In 1976 Ryman introduced visible custom-made fasteners to connect his paintings directly to the wall. Appearing for the first time on his pastel drawings on plexiglass, these fasteners are in some respects a further development of the adhesive strips of 1968, but without their practical purpose. The devices are designed by the artist and have both functional and compositional roles, taking into account scale and shape, colour and light reflectiveness; some are steel, some cadmium and others black oxide. With Arena the fasteners serve to angle the work so it appears larger and seems to intrude into the viewer’s space. Ryman steadily and increasingly varied the possibilities, and until 1980 no paintings were made without fasteners. Pictorial complexity, as Alfred Pacquement points out, is achieved with an ‘extremely restricted vocabulary’.
 Ryman, statements 1969 and 1979, in Art in process: the visual development of a collage, Finch College Museum of Art, New York, 1967 and interview with Barbaralee Diamonstein in Inside New York’s art world, Rizzoli, New York, 1979, p 332, quoted in Robert Storr, Robert Ryman, Tate Gallery, London, 1993, p 18.

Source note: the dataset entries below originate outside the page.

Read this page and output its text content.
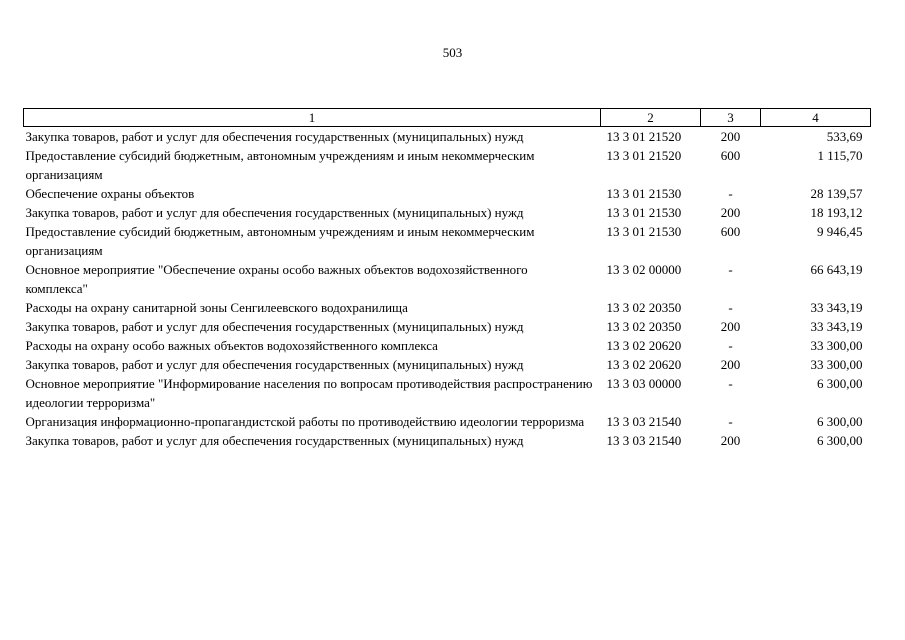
503
1	2	3	4
Закупка товаров, работ и услуг для обеспечения государственных (муниципальных) нужд	13 3 01 21520	200	533,69
Предоставление субсидий бюджетным, автономным учреждениям и иным некоммерческим организациям	13 3 01 21520	600	1 115,70
Обеспечение охраны объектов	13 3 01 21530	-	28 139,57
Закупка товаров, работ и услуг для обеспечения государственных (муниципальных) нужд	13 3 01 21530	200	18 193,12
Предоставление субсидий бюджетным, автономным учреждениям и иным некоммерческим организациям	13 3 01 21530	600	9 946,45
Основное мероприятие "Обеспечение охраны особо важных объектов водохозяйственного комплекса"	13 3 02 00000	-	66 643,19
Расходы на охрану санитарной зоны Сенгилеевского водохранилища	13 3 02 20350	-	33 343,19
Закупка товаров, работ и услуг для обеспечения государственных (муниципальных) нужд	13 3 02 20350	200	33 343,19
Расходы на охрану особо важных объектов водохозяйственного комплекса	13 3 02 20620	-	33 300,00
Закупка товаров, работ и услуг для обеспечения государственных (муниципальных) нужд	13 3 02 20620	200	33 300,00
Основное мероприятие "Информирование населения по вопросам противодействия распространению идеологии терроризма"	13 3 03 00000	-	6 300,00
Организация информационно-пропагандистской работы по противодействию идеологии терроризма	13 3 03 21540	-	6 300,00
Закупка товаров, работ и услуг для обеспечения государственных (муниципальных) нужд	13 3 03 21540	200	6 300,00
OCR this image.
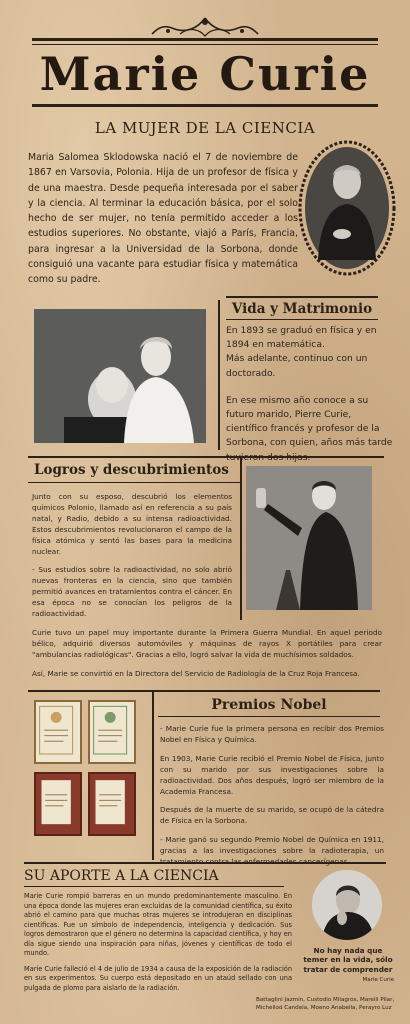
Marie Curie
LA MUJER DE LA CIENCIA

Maria Salomea Sklodowska nació el 7 de noviembre de 1867 en Varsovia, Polonia. Hija de un profesor de física y de una maestra. Desde pequeña interesada por el saber y la ciencia. Al terminar la educación básica, por el solo hecho de ser mujer, no tenía permitido acceder a los estudios superiores. No obstante, viajó a París, Francia, para ingresar a la Universidad de la Sorbona, donde consiguió una vacante para estudiar física y matemática como su padre.

Vida y Matrimonio

En 1893 se graduó en física y en 1894 en matemática.

Más adelante, continuo con un doctorado.

En ese mismo año conoce a su futuro marido, Pierre Curie, científico francés y profesor de la Sorbona, con quien, años más tarde

Logros y descubrimientos

Junto con su esposo, descubrió los elementos químicos Polonio, llamado así en referencia a su país natal, y Radio, debido a su intensa radioactividad. Estos descubrimientos revolucionaron el campo de la física atómica y sentó las bases para la medicina nuclear.

- Sus estudios sobre la radioactividad, no solo abrió nuevas fronteras en la ciencia, sino que también permitió avances en tratamientos contra el cáncer. En esa época no se conocían los peligros de la radioactividad.

Curie tuvo un papel muy importante durante la Primera Guerra Mundial. En aquel periodo bélico, adquirió diversos automóviles y máquinas de rayos X portátiles para crear "ambulancias radiológicas". Gracias a ello, logró salvar la vida de muchísimos soldados.

Así, Marie se convirtió en la Directora del Servicio de Radiología de la Cruz Roja Francesa.

Premios Nobel

- Marie Curie fue la primera persona en recibir dos Premios Nobel en Física y Química.

En 1903, Marie Curie recibió el Premio Nobel de Física, junto con su marido por sus investigaciones sobre la radioactividad. Dos años después, logró ser miembro de la Academia Francesa.

Después de la muerte de su marido, se ocupó de la cátedra de Física en la Sorbona.

- Marie ganó su segundo Premio Nobel de Química en 1911, gracias a las investigaciones sobre la radioterapia, un

SU APORTE A LA CIENCIA

Marie Curie rompió barreras en un mundo predominantemente masculino. En una época donde las mujeres eran excluidas de la comunidad científica, su éxito abrió el camino para que muchas otras mujeres se introdujeran en disciplinas científicas. Fue un símbolo de independencia, inteligencia y dedicación. Sus logros demostraron que el género no determina la capacidad científica, y hoy en día sigue siendo una inspiración para niñas, jóvenes y científicas de todo el mundo.

Marie Curie falleció el 4 de julio de 1934 a causa de la exposición de la radiación en sus experimentos. Su cuerpo está depositado en un ataúd sellado con una pulgada de plomo para aislarlo de la radiación.

No hay nada que temer en la vida, sólo tratar de comprender
Marie Curie
Battaglini Jazmín, Custodio Milagros, Mareili Pilar, Michellod Candela, Moeno Anabella, Perayro Luz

 Robert Ryman, Stedelijk Museum, Amsterdam, 1974, quoted in Robert Ryman, Dia Art Foundation, New York, 1988, p 24.
 Storr, pp 9–10.
 Embassy I 1976 is oil and acrylic on acrylic sheet. Ryman drilled into the plexiglass, using black oxide steel fasteners to attach it to the wall; Crex Collection, Hallen für neue Kunst, Schaffhausen. In another related work, Advance 1976―oil on blue Acrylivin with vinyl, Elvacite and sanded plexiglass fasteners with cadmium bolts―strips of plastic sheet strap the work to the wall, while providing a subtle framing device; Collection Franz Meyer.